Fifth Circuit vacates summary judgment against passenger in baggage case

Muoneke v. Air France (5th Cir. Tex. Sept. 17, 2007).  The day after her flight from Texas arrived in Nigeria, the passenger went to the airline’s lost baggage office at the airport and claimed that several items were missing from her checked baggage.  The passenger alleged that she submitted a written claim regarding the missing items during her visit to the baggage office, but the airline alleged that it had no record of having received such claim.

The passenger filed a state court lawsuit against the airline, which removed the case to federal court.  The passenger moved that the case be remanded because the amount in controversy did not exceed $75,000.  The Fifth Circuit affirmed the trial court’s denial of the remand motion, holding that because the passenger’s complaint involved the interpretation and application of a treaty – the Warsaw Convention – the trial court had federal question jurisdiction, which has no dollar-amount requirement.

After the trial court denied the passenger’s remand motion, the airline moved for summary judgment on the grounds that the passenger had failed to submit a timely written claim under Article 26 of the Warsaw Convention and the airline’s contract of carriage, both of which required submission of a written claim within seven days of the passenger’s receipt of her baggage.  The Fifth Circuit vacated the trial court’s summary judgment for the airline, holding that the passenger’s submissions in opposition to the airline’s motion were sufficient to create a genuine issue of material fact as to whether she had submitted a written claim.
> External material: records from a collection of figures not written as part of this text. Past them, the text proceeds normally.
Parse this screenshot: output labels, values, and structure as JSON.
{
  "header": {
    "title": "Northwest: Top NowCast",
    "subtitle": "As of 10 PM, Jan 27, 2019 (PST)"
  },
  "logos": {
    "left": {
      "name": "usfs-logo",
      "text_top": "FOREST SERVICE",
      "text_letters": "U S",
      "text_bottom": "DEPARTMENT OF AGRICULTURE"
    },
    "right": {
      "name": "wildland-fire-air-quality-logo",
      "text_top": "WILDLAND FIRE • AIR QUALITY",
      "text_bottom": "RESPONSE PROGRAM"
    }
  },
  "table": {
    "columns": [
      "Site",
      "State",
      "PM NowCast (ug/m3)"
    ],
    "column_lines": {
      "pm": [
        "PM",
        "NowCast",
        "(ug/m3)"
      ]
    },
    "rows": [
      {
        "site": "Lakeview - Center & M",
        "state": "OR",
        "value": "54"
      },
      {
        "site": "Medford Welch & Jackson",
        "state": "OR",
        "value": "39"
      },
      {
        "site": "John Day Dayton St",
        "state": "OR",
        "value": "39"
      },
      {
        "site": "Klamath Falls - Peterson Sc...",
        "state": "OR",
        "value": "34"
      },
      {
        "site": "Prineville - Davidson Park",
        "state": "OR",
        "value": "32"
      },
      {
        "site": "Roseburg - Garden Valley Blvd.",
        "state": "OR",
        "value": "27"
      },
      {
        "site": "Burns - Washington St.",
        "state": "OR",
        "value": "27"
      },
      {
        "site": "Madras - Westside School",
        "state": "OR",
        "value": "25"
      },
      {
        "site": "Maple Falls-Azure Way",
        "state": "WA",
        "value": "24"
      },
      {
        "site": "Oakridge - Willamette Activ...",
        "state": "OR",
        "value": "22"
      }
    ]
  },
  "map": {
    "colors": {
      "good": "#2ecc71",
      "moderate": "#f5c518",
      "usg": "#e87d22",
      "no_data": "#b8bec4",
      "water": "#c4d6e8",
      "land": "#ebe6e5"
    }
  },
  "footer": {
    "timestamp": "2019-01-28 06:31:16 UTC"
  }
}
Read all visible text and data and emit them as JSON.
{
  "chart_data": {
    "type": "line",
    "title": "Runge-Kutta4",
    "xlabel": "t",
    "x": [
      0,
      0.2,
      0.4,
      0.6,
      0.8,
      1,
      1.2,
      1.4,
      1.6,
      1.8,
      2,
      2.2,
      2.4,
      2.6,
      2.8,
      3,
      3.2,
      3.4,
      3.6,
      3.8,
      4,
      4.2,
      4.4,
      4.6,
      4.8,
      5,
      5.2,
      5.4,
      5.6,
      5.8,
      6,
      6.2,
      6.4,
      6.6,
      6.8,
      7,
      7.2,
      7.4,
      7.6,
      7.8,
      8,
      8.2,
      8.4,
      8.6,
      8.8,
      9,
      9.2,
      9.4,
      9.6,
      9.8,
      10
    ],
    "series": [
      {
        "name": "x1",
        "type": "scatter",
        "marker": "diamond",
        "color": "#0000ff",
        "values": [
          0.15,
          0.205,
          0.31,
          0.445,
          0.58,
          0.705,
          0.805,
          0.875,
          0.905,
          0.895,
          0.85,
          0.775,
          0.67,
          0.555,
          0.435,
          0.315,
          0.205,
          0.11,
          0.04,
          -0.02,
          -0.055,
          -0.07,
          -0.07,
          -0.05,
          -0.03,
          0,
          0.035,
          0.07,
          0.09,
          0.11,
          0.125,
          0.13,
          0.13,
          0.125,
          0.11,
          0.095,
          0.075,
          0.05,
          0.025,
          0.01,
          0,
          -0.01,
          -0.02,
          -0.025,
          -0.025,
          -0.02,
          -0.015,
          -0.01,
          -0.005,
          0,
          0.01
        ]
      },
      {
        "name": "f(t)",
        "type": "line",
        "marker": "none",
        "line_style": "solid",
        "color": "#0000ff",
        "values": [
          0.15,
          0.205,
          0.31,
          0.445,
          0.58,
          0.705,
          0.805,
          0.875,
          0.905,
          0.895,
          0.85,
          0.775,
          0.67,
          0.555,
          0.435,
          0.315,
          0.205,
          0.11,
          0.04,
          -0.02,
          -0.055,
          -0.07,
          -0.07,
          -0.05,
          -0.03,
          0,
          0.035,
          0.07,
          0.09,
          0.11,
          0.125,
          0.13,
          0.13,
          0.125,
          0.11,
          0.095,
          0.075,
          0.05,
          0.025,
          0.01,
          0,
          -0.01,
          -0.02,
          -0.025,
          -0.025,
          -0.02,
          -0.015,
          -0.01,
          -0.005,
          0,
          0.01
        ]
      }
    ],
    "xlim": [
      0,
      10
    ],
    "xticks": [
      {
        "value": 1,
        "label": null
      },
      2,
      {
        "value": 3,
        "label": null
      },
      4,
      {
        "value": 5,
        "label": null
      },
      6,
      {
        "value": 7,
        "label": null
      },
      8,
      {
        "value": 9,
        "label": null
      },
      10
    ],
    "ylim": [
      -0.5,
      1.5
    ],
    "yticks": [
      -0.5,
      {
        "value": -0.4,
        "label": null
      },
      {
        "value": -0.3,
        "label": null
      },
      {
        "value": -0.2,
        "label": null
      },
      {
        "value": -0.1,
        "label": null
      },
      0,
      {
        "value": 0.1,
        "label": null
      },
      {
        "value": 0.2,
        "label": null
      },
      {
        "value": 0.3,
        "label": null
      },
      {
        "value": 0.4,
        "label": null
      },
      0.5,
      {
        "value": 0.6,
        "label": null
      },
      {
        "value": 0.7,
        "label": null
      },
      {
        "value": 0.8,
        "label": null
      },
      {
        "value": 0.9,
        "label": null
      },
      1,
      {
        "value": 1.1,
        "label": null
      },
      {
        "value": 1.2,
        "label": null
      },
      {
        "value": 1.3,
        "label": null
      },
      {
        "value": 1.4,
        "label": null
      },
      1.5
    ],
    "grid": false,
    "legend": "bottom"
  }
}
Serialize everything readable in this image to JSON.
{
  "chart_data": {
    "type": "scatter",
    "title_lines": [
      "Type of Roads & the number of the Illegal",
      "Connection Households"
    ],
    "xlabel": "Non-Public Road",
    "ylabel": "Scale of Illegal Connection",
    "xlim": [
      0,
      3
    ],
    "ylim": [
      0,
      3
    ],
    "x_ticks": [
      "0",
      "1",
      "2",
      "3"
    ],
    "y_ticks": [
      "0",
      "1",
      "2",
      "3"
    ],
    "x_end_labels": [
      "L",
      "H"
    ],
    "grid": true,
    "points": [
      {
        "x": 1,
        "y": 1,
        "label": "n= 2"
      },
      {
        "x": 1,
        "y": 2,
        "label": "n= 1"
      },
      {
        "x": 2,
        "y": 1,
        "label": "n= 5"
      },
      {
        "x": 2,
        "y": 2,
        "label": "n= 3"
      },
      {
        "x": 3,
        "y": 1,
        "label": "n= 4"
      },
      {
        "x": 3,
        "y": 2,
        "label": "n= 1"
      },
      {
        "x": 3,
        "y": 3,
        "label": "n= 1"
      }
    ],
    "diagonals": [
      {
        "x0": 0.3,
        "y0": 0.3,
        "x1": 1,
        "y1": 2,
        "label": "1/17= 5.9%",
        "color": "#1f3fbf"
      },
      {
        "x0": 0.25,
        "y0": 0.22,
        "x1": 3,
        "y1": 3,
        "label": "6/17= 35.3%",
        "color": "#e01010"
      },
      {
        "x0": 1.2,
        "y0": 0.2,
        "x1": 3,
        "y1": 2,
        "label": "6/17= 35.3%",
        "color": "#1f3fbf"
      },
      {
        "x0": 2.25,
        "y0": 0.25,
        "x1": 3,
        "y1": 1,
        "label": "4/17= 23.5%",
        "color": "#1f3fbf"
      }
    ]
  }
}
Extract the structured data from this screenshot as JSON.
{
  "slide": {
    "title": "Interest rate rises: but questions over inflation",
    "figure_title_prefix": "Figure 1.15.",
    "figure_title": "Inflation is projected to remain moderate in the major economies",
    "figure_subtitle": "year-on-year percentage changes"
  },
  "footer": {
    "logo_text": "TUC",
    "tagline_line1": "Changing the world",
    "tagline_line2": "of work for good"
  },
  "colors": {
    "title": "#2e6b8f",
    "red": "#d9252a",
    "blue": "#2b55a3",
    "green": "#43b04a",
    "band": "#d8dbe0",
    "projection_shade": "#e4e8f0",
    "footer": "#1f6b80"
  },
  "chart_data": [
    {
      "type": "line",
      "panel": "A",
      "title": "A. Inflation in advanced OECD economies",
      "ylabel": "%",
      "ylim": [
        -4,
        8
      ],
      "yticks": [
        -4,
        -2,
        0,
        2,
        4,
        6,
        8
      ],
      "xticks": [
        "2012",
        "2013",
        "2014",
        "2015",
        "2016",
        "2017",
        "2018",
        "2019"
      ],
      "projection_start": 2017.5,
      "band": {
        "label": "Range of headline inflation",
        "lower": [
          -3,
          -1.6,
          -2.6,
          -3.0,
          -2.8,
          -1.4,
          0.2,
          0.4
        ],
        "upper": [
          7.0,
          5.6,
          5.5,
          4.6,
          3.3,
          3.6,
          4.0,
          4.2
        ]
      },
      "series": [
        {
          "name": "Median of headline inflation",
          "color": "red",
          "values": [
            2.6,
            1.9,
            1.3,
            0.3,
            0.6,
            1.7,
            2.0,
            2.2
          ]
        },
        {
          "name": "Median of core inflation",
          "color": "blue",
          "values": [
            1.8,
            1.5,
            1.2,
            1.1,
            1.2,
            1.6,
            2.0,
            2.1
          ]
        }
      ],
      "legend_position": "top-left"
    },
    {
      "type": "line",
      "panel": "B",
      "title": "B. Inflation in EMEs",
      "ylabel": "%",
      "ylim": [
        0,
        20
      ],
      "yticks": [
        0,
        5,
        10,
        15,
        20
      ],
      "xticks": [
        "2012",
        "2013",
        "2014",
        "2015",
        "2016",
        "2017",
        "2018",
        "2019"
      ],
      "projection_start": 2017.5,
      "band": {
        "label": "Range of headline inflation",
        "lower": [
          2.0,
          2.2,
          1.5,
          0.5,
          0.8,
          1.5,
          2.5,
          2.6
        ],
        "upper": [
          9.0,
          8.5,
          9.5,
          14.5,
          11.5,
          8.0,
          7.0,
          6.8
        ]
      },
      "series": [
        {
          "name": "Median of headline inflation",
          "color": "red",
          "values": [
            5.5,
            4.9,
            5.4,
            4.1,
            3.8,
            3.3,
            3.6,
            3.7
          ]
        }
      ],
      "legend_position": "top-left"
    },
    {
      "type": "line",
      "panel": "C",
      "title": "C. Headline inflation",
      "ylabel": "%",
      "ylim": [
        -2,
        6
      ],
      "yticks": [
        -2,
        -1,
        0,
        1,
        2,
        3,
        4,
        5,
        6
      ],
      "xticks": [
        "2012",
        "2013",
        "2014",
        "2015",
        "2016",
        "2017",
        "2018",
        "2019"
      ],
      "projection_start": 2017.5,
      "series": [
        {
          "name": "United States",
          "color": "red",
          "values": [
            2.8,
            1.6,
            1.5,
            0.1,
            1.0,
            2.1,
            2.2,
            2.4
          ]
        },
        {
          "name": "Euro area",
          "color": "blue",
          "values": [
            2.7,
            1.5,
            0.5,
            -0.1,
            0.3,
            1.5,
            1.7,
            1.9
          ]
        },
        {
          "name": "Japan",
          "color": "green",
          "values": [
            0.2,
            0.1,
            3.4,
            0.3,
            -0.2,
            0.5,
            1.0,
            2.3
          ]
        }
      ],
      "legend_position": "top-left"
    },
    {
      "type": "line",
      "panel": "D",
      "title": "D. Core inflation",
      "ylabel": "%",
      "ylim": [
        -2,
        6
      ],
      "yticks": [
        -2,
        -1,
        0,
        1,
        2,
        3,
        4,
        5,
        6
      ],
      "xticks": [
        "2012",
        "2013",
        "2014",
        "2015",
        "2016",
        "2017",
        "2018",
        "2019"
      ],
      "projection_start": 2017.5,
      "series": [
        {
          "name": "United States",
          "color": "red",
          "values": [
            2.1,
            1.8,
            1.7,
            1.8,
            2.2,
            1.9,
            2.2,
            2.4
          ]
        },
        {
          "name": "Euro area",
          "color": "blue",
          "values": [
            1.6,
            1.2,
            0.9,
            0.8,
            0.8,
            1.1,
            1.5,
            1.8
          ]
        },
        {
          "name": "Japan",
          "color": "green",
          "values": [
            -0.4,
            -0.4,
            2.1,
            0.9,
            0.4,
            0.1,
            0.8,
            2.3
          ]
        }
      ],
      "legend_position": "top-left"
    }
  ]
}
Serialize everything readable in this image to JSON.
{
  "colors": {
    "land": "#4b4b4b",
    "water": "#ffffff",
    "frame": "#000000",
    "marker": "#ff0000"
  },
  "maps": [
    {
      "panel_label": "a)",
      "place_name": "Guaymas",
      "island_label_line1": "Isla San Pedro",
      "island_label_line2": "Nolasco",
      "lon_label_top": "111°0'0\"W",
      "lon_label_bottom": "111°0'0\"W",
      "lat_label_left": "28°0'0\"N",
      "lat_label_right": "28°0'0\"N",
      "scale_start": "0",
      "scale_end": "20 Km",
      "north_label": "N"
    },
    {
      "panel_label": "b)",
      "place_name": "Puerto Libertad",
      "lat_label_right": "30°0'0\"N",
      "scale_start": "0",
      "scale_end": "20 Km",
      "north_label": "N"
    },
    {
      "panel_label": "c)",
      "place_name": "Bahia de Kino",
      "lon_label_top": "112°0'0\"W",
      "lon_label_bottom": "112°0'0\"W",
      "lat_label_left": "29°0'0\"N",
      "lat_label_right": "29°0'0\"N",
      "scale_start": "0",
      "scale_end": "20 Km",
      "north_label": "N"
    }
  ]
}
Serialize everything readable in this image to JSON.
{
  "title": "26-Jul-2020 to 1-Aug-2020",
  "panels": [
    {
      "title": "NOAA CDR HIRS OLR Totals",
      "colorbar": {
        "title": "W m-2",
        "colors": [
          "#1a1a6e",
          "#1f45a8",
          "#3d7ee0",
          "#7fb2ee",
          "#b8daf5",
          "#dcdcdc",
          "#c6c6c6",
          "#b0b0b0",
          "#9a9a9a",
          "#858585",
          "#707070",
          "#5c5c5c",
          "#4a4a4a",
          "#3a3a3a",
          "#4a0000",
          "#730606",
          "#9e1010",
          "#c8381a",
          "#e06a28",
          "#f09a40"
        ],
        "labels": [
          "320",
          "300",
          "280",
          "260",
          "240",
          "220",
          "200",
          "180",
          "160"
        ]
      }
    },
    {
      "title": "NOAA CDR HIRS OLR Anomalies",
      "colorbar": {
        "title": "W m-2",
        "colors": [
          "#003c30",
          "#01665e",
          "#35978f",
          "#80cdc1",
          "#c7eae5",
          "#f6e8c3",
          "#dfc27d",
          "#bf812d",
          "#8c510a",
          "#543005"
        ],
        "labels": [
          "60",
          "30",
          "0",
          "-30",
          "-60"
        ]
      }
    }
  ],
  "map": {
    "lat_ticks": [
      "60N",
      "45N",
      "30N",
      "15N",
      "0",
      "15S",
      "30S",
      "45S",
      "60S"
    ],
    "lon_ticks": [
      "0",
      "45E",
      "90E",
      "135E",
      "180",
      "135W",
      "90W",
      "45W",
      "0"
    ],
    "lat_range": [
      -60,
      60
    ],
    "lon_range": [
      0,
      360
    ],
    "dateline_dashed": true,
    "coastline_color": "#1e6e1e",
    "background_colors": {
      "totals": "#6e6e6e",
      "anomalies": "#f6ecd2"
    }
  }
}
Note:  The Warsaw Convention and its successor, the Montreal Convention, impose time limits for submitting written claims for baggage and cargo damage and delay but not for loss.  However, neither Convention prohibits airlines from imposing their own time limits for submitting written loss claims (see, e.g., Khan v. Singapore Airlines, Ltd. (9th Cir. 1997)), and airlines typically impose such limits through their conditions of carriage.  Courts usually regard the delivery of baggage with some items missing, as occurred in the above case, as baggage damage rather than loss for purposes of Article 26.  See Maro Leather Co. v. Aerolineas Argentinas (N.Y.A.D. 1988).